Quanto à questão do Turismo, infelizmente é como diz, as pessoas, de uma maneira geral, que dão a cara e deviam transmitir conhecimento a quem visita o nosso património têm falta de formação a todos os niveis(forma de vestir,falar,gesticular,empatia e fundamentalmente conhecimento e gosto pelo que fazem), tenho viajado muito, felizmente, e não há dúvidas que ,também neste dominio,temos muito a melhorar.
Mas infelizmente as nossas regiões de turismo preocupam-se mais com vencimentos, cartões de crédito e carros a atribuir a quem "cacicou" melhor e fez com que só houvesse uma lista concorrente,e assim,mais uma vez, o interesse público passar ao lado.
Como perguntava o Luís Malhó, isto é da crise ou do regime?
De Paulo Sousa a 20 de Fevereiro de 2009 às 00:17
Arriscando a desviar o sentido do texto inicial, não posso deixar de aqui colocar o editorial desta edição do Jornal de Leiria.

«Luta pelo lugar
Se a generalidade das pessoas tivesse conhecimento dos processos que levam às nomeaçõesdos candidatos dos vários partidos às eleições que o calendário português contempla, o afastamento e alheamento em relação à política seria, com certeza, ainda maior.
Quem anda mais atento à forma como as coisas acontecem tem dificuldade em aceitar ser representado ou dirigido por pessoas que, muitas vezes, chegam aos lugares de poder não pelo mérito ou competência, mas por ganharem as guerras subterrâneas da vida politico-partidária, onde tudo parece valer. A este nível, pelo que se vai percebendo, para se conseguir um lugar elegível, seja para deputado, vereador ou para encabeçar uma lista que garanta, eventualmente,
a cadeira principal são comuns as mais diversas manobras, reprováveis se tivermos em conta o respeito pelos mais elementares princípios do direito à participação cívica, suporte basilar da democracia. Para além das trocas de palavras ao estilo mais trauliteiro de uma discussão de taberna, é com algum desencanto que se percebe que muitos dos
nossos dirigentes políticos não têm problemas em difamar, mentir, influenciar, manipular, fazer acordos menos claros ou prometer lugares de prestigio e bem remunerados a quem os apoie, com o objectivo único de se aproximarem do poder.

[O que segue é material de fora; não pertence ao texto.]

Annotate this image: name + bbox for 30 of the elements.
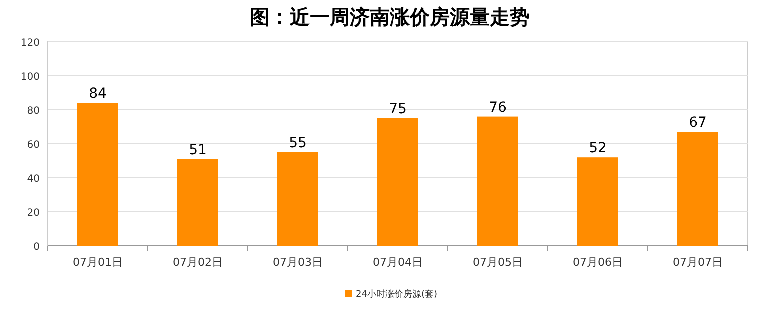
bar [378,118,418,246]
y-tick-label: 20 [27,208,40,219]
chart-title: 图：近一周济南涨价房源量走势 [250,5,530,29]
data-label: 67 [689,115,707,132]
legend-label: 24小时涨价房源(套) [356,289,438,300]
bar [678,132,718,246]
data-label: 55 [289,136,307,152]
bar [478,116,518,246]
x-tick-label: 07月03日 [273,256,323,269]
data-label: 52 [589,140,607,157]
bar [178,159,218,246]
y-tick-label: 60 [27,140,40,151]
data-label: 75 [389,102,407,118]
x-tick-label: 07月05日 [473,256,523,269]
y-tick-label: 0 [34,242,40,253]
x-tick-label: 07月02日 [173,256,223,269]
bar [78,103,118,246]
x-tick-label: 07月01日 [73,256,123,269]
bar [278,152,318,246]
y-tick-label: 100 [20,72,40,83]
x-tick-label: 07月04日 [373,256,423,269]
data-label: 76 [489,100,507,116]
data-label: 51 [189,142,207,158]
bar [578,158,618,246]
y-tick-label: 40 [27,174,40,185]
x-tick-label: 07月06日 [573,256,623,269]
y-tick-label: 120 [20,38,40,49]
y-tick-label: 80 [27,106,40,117]
x-tick-label: 07月07日 [673,256,723,269]
data-label: 84 [89,86,107,102]
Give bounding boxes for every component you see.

Os compromissos que se vão assumindo e os favores que se ficam a dever ao longo de muitos trajectos políticos explicarão muitos dos casos de favorecimento pouco claros, seja em negócios, seja em nomeações, que vão sendo conhecidos, e de muitos outros que ficam no segredo dos deuses.
Quem sofre as consequências deste modus operandi é, naturalmente, o País e a sua população, pois para além de ter com regularidade pessoas menos capazes, ou mesmo incompetentes, em lugares de elevada importância para o seu desenvolvimento, vê, muitas vezes, os favores devidos por outros serem pagos com o seu património ou com o desrespeito
pelas leis que deveriam ser para todos. O resultado disso mesmo pode observar-se também na região de Leiria, com notórios impactos na qualidade da vida cívica das pessoas, para além da distorção de critérios elementares da justiça
pública.
Aproximam-se três actos eleitorais.
Toda a atenção é pouca, caros eleitores.»

Este texto devia estar escrito à porta das mesas de voto.
De Pedro Oliveira a 20 de Fevereiro de 2009 às 08:23
Este texto devia ser emoldurado e colocado na sede dos partidos.
Um texto oportuno e cheio de verdades.Assim vai a pardidocracia em Portugal.